The curator who was like a spring water

The curator who was like a spring water

[July 2023] On our second day in Fontainebleau, France, our friends took us to Barbizon.

the street in Barbizon in France
the street with flags in Barbizon

Barbizon is the name of the village where young painters of the 19th century gathered in search of a new career, and these people were called the “Barbizon School.”

I’ve known Barbizon as a word for a long time, but I do not think I knew that it was a small village with only one road.

There were cute houses on both sides of this road.

Perhaps because it was close to Revolution Day, there were many tricolor flags flying.

Here we visited the Millet Museum.

Millet's studio which was converted from a barn in Barbizon, France
a large window in Millet’s studio

The atelier where Jean-François Millet, famous for works such as “Evening Bell” and “Gleanings,” created such masterpieces, is open to the public.

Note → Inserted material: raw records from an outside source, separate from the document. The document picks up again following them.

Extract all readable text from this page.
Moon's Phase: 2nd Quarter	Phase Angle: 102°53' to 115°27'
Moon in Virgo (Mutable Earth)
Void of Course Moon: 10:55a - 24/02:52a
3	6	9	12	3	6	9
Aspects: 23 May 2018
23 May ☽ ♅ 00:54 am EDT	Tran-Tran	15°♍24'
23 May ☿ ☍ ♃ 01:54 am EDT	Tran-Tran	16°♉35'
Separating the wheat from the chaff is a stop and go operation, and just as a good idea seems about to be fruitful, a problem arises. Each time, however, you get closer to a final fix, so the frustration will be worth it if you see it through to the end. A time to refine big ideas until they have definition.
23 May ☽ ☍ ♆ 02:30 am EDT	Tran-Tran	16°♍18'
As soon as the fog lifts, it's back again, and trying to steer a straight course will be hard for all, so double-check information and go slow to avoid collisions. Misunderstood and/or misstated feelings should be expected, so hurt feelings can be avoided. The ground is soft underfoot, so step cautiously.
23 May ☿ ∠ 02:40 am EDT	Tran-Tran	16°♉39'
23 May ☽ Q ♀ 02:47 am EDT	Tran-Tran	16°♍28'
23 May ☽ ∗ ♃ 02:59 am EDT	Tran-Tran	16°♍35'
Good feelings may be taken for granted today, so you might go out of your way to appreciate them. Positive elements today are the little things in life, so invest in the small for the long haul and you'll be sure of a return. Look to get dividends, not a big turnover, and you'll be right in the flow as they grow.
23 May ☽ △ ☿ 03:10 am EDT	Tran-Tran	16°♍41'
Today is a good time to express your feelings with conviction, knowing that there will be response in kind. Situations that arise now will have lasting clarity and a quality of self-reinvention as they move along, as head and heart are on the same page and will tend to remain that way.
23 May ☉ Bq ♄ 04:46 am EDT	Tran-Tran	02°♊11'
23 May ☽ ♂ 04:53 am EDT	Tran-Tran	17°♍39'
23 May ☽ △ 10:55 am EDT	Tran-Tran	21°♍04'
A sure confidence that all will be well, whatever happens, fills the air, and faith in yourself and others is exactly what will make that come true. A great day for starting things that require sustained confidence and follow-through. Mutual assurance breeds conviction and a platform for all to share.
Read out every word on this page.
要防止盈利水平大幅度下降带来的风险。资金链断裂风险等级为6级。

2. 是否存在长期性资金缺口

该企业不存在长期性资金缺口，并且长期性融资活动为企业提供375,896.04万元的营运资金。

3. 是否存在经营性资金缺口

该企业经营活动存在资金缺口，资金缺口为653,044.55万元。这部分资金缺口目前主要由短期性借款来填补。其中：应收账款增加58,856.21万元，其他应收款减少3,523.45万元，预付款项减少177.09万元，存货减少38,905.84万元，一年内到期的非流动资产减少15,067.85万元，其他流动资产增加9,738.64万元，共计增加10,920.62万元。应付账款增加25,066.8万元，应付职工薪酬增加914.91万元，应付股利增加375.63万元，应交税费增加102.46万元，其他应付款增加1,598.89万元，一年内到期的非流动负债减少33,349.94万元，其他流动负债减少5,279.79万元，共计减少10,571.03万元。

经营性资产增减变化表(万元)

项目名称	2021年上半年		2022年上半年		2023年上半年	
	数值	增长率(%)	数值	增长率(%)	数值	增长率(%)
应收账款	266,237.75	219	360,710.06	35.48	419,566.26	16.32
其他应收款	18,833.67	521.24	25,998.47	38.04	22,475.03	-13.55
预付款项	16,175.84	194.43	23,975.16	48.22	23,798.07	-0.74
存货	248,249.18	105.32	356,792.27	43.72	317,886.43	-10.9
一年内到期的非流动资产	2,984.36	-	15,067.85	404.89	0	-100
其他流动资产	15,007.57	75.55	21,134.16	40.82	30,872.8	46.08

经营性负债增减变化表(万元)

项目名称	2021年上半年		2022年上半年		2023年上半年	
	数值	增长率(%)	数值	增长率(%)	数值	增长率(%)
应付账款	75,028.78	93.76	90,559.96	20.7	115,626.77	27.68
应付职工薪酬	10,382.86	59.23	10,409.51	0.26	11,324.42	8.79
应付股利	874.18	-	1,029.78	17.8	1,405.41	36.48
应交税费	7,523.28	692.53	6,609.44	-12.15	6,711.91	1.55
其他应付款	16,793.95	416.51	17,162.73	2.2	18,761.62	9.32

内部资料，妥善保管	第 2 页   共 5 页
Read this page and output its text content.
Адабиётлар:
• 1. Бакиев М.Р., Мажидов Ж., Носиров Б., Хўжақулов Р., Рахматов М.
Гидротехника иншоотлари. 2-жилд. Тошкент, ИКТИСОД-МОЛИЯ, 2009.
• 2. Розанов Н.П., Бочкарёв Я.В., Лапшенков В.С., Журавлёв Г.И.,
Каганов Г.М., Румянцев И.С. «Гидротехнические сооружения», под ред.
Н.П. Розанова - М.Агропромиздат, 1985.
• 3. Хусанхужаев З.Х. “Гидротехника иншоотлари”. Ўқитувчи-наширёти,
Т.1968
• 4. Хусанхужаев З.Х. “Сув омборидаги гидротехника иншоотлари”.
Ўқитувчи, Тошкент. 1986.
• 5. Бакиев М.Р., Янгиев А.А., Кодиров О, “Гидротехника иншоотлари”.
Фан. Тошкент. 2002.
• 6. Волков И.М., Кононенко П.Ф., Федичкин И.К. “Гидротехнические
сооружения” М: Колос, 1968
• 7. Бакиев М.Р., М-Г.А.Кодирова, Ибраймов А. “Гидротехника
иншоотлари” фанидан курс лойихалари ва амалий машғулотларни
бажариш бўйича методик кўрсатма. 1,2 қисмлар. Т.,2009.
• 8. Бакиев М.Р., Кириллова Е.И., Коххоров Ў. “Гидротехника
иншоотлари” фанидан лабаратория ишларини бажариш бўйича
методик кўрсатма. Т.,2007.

According to the pamphlet we received, he came here to avoid the cholera outbreak in 1849 and remained there for the rest of his life.

The studio is a former barn that Millet remodeled and has large windows to let in light.

The curator here is a gentle man who seems to really love Millet, and he explained a lot to us.

The museum exhibits a large number of Millet’s drawings, objects he used and so on but there are also paintings by other artists from the same period.

the portrait of Millet in Millet museum in Barbizon, France
a portrait of Millet

The curator told us that the painting that caught both my and my husband’s attention was by Jules Breton, a painter from around the same time who, like Millet, often painted peasants.

While Millet came from a poor farming family, Breton came from a wealthy family, and according to the curator, the way they painted farmers is completely different.

While showing us a book, he pointed out that Breton clearly drew each farmer’s face, while Millet blurred it out, and the difference in the backgrounds of the two characters is also reflected in the position of the farmland manager they painted.

a painting of Jules Breton in Millet museum in Barbizon, France
a picture by Jules Breton

He also explained how Millet’s sketch of “The Sleeping Peasant” evolved into a work of art.

It is said that Millet sketched it, then let it rest for many years, carefully examining it before turning it into a painting.

Van Gogh, who was inspired by Millet, also painted sleeping peasants, and he also showed us that painting.

He truly was a man with knowledge that never ran dry, like spring water.

I’ve always liked Millet’s pale-toned paintings, but thanks to this curator, I felt much closer to Millet as a person.